Lootens, “Son makalemizde, matris ürün durumlarını optimize etmek için iyi kurulmuş varyasyonel yöntemlerle genelleştirilmiş simetrilerin temsil teorisi ile ilgili daha yeni teorik bileşeni birleştirmek istiyorduk.”
“Genelleştirilmiş simetriler için Matris Ürün Operatör Temsil Teorisi’nden yararlanarak, simetri olan herhangi bir tek boyutlu kuantum Hamiltonian’ın tam olarak aynı spektrumla eşdeğer bir çift Hamiltonian’a eşlenebileceğini, ancak zemin durumu kendiliğinden tam çift simetriyi kırdığını kanıtlayabildik.”
Araştırmacılar tarafından kullanılan varyasyonel yaklaşım, kuantum çok cisim sistemlerinin simetri kırıcı zemin durumlarını simetrik yaklaşımlardan çok daha verimli bir şekilde elde etmelerini sağladı. Bunun nedeni, simetrik yaklaşımların genellikle hesaplanması pahalı olan dolaşma modellerinde fazlalıkları uygulamaktır.
Lootens, “Simetri kıran bir modelle eşleme, bu yedekliliği ortadan kaldırır ve zemin durumunu ve quasipartikül uyarma spektrumunu destekleyen matematiksel yapıyı ortaya çıkarır.” Dedi. “Bunu yaparken, yalnızca tamamen simetrik fazda iyi performans gösteren geleneksel simetrik tensör ağ yöntemlerinin kapsamını önemli ölçüde genişletiyoruz.”
Lootens ve meslektaşları tarafından tasarlanan yöntem, matematiksel ve hesaplama stratejileri arasındaki kesişimde yatmaktadır. İkisini birleştirerek, kuantum çok gövdeli sistemlerinin ve yer durumlarının etkili temsilinde geleneksel tensör ağ tabanlı yöntemlerden daha iyi performans gösterebilir.

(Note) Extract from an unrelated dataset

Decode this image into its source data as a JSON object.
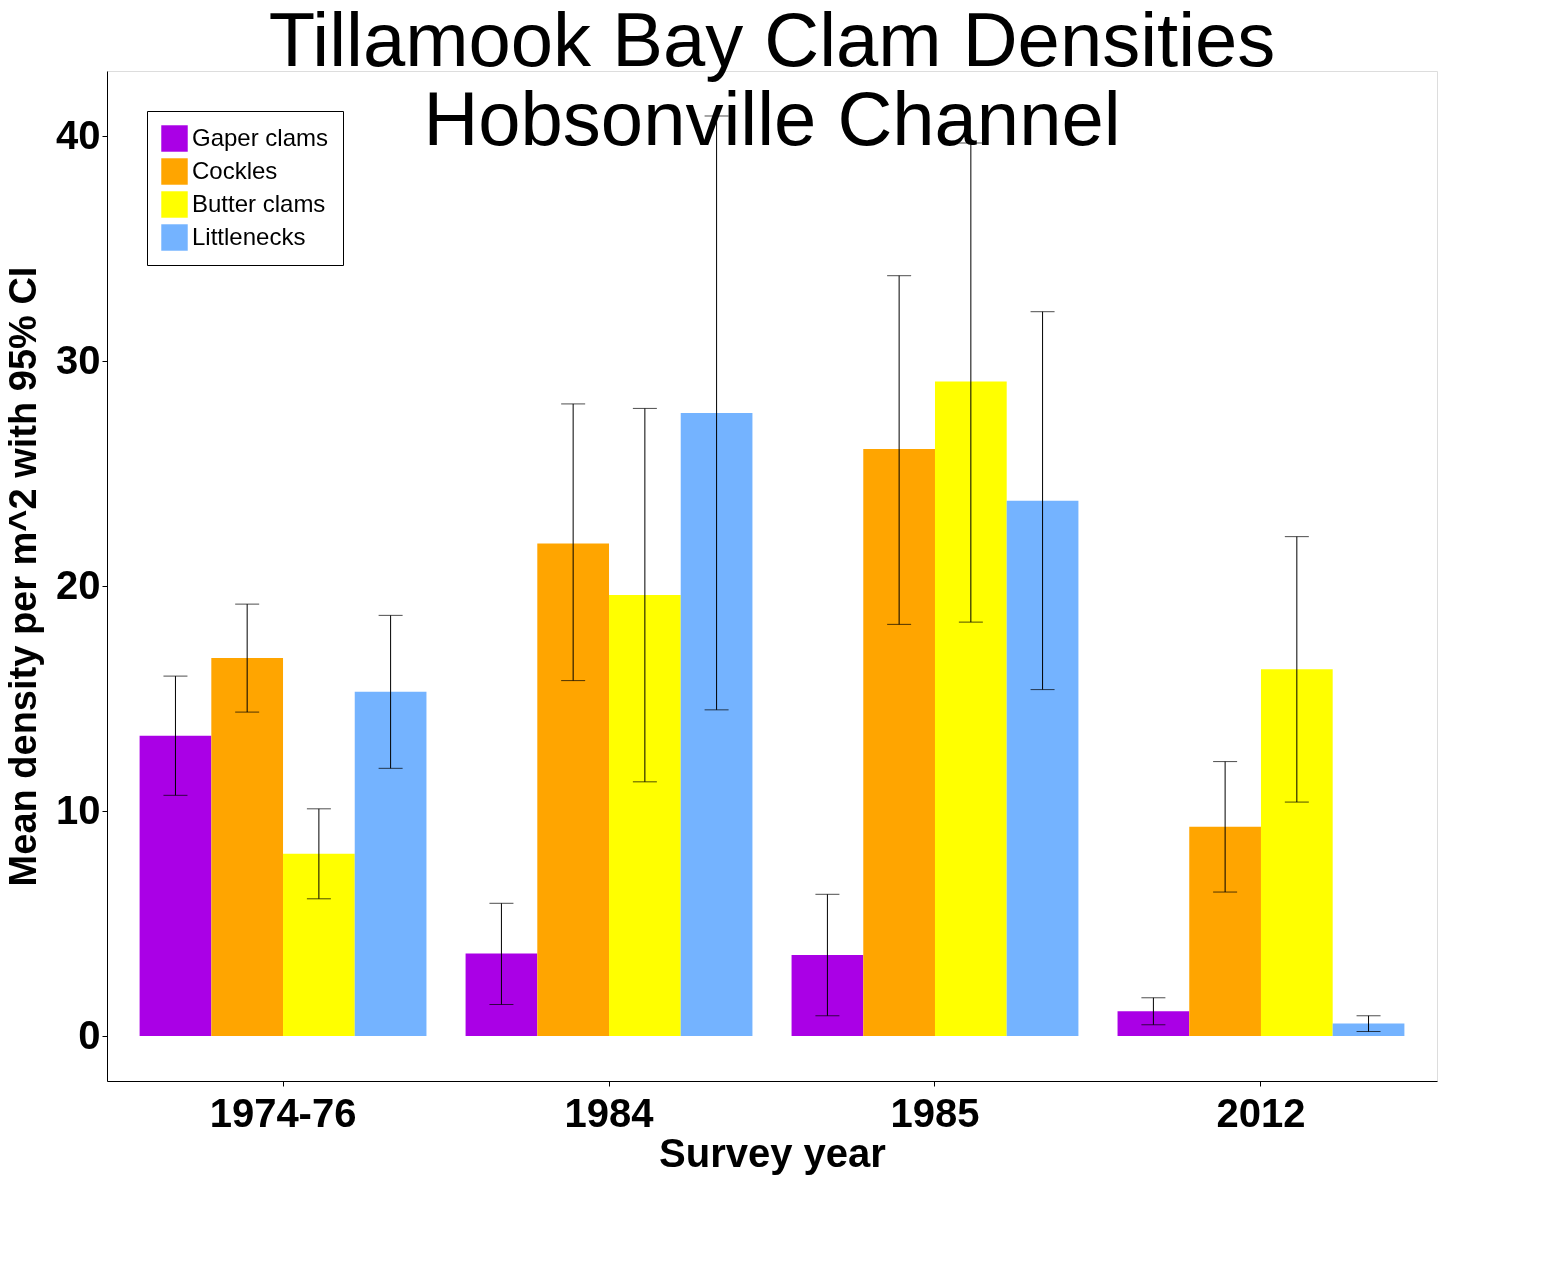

Lootens, “Bir yandan, çalışmamız genel bir kuantum spin zincirinin düşük enerjili davranışını tanımlamak için gerekli matematiksel çerçeveyi sunuyor.” Dedi. “Öte yandan, kuantum spin sistemlerinde simetrileri kullanmanın tamamen yeni bir yolunu sunar; mevcut yöntemlerden daha basit ve daha verimlidir ve ayrıca uygulanabilirliklerini olası tüm boşluklar için genişletir.”
Son çalışmalarının bir parçası olarak, ekip yöntemlerini hem matematiksel hem de hesaplamalı olarak yaklaşmak için daha basit olan tek boyutlu (1D) kuantum sistemlerinin çalışmasına uyguladı. Bununla birlikte, gelecekteki çalışmalarında, daha yüksek ve daha karmaşık birçok cisim sistemine uygulamayı umuyorlar.

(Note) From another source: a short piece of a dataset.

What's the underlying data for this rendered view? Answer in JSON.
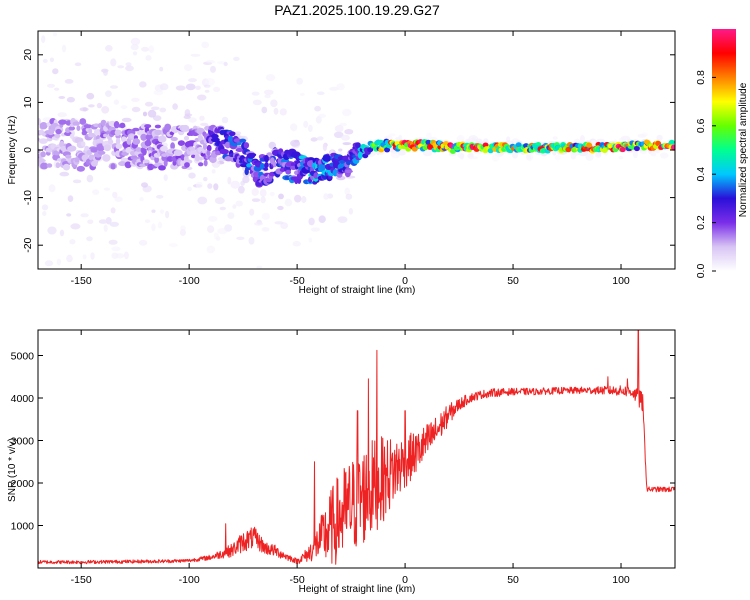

Lootens, “Tensör ağı yöntemleri daha yüksek boyutlu sorunlara da yaygın olarak uygulandı, ancak bunlar çok zorlayıcı ve hesaplama karmaşıklığı tek boyutlu durumdan önemli ölçüde daha kötü.” “Bu nedenle, daha yüksek boyutlu duruma yaklaşımımızın genelleştirilmesini gerektiren bu modellerde bulunan tüm olası simetrilerden yararlanmak daha önemlidir.
“Neyse ki, son birkaç yıldır daha yüksek boyutlu genelleştirilmiş simetrilerin matematiksel anlayışında çok ilerleme kaydedildi ve bunun daha yüksek boyutlu kuantum çok beden probleminin sayısal izlenebilirliği üzerinde güçlü bir yansıma olacağına ikna olduk.”
Yazarımız Ingrid Fadelli tarafından yazılmış, Lisa Lock tarafından düzenlenen ve gerçek kontrol ve Robert Egan tarafından gözden geçirilen bu makale dikkatli insan çalışmasının sonucudur. Bağımsız bilim gazeteciliğini canlı tutmak için sizin gibi okuyuculara güveniyoruz. Bu raporlama sizin için önemliyse, lütfen bir bağış (özellikle aylık) düşünün. Alacaksın reklamsız bir teşekkür olarak hesap.